5. One Look For Every Occasion
While this builds upon problems mentioned in points one and two from yesterday, I felt like it deserved to make the list all on its own. Another defense I’ve heard for the twitchy behavior of the guards is Altair himself – he’s dressed like an assassin, so of course he’s going to stand out a bit. Which sounds fine and all, right up until you think about it: if he’s supposed to be so incredible at killing people in sneaky ways, why does he a), wear an outfit that makes him stick out like a sore thumb, and b), carry all of his weapons in plain sight?
The one in-game advantage of his all-white ensemble is looking enough like the robes worn by the flocks of Scholars drifting around town so as to blend in with them by standing close and holding the “Hide” button. Like so many aspects of Assassin’s Creed, it’s an interesting idea with loads of potential the designer’s either didn’t have time to implement or opted to ignore.
For instance, why not create disguises to be purchased (hi there, simple economy from yesterday!), or create missions where Altair must kill a guard and steal his outfit, allowing him to get closer to his intended target? For balance, wearing a costume like beggar robes or a merchant’s outfit could mean giving up your more powerful weapons (after all, what sort of hobo walks around with a broadsword strapped to his back?), leaving you with just the hidden wrist blade, throwing knives, and no hope of surviving direct combat if found out. In addition to offering some much needed variety in gameplay, it would create a whole new way of playing through the game for those wanting a sneakier experience.
6. Unskippable Cutscenes
It’s not just the story in Assassin’s Creed being kind of horrible, though it is – the whole thing reeks of Dan Brown-level cleverness, and even having Kristin Bell in as one of the character voices never manages to dispel the faint odor of airport novel that follows it around. No, the biggest problem with the story is not being able to skip any of it. Someone at developer Ubisoft Montreal has decided you need to sit through every last tedious, exposition-filled cutscene whether you like it or not.

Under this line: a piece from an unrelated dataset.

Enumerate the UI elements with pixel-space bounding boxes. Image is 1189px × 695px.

Instead, you have the ability to switch camera angles and move Altair around while another character talks at you. It’s a meaningless gesture, one that feels like a stab at the interactive methods of storytelling found in Half-Life 2′s and Bioshock’s take-them-or-leave-them methods of moving the story forward without the smarts to realized why those worked so well. It wouldn’t be so bad if they weren’t everywhere – every mission begins and ends with your clearly suspicious master expounding on why it’s important for you to kill these people, and actually getting to kill your target at long last is bookended by yet more speechifying by the soon to be deceased. This has the added benefit of forcing you to approach your target from one specific spot so as to trigger the first cut scene. So much for that whole “open-world” thing, huh?
The solution here is simple, but demands a bit of humility on the part of the developers. Games are an interactive medium, and as such the way the player chooses to interact with them is as important as what the designers have put in place for them to be played with. No story – especially one told through obtrusive cutscenes – is more important than the way the player chooses to enjoy your game. If the player wants to skip the scripted exchange you think is pure genius, then they should be able to. If you can’t see your way to letting them, if you feel like your story is too important to be passed by in favor of getting back to actually playing the game, then you’re working in the wrong medium. Period.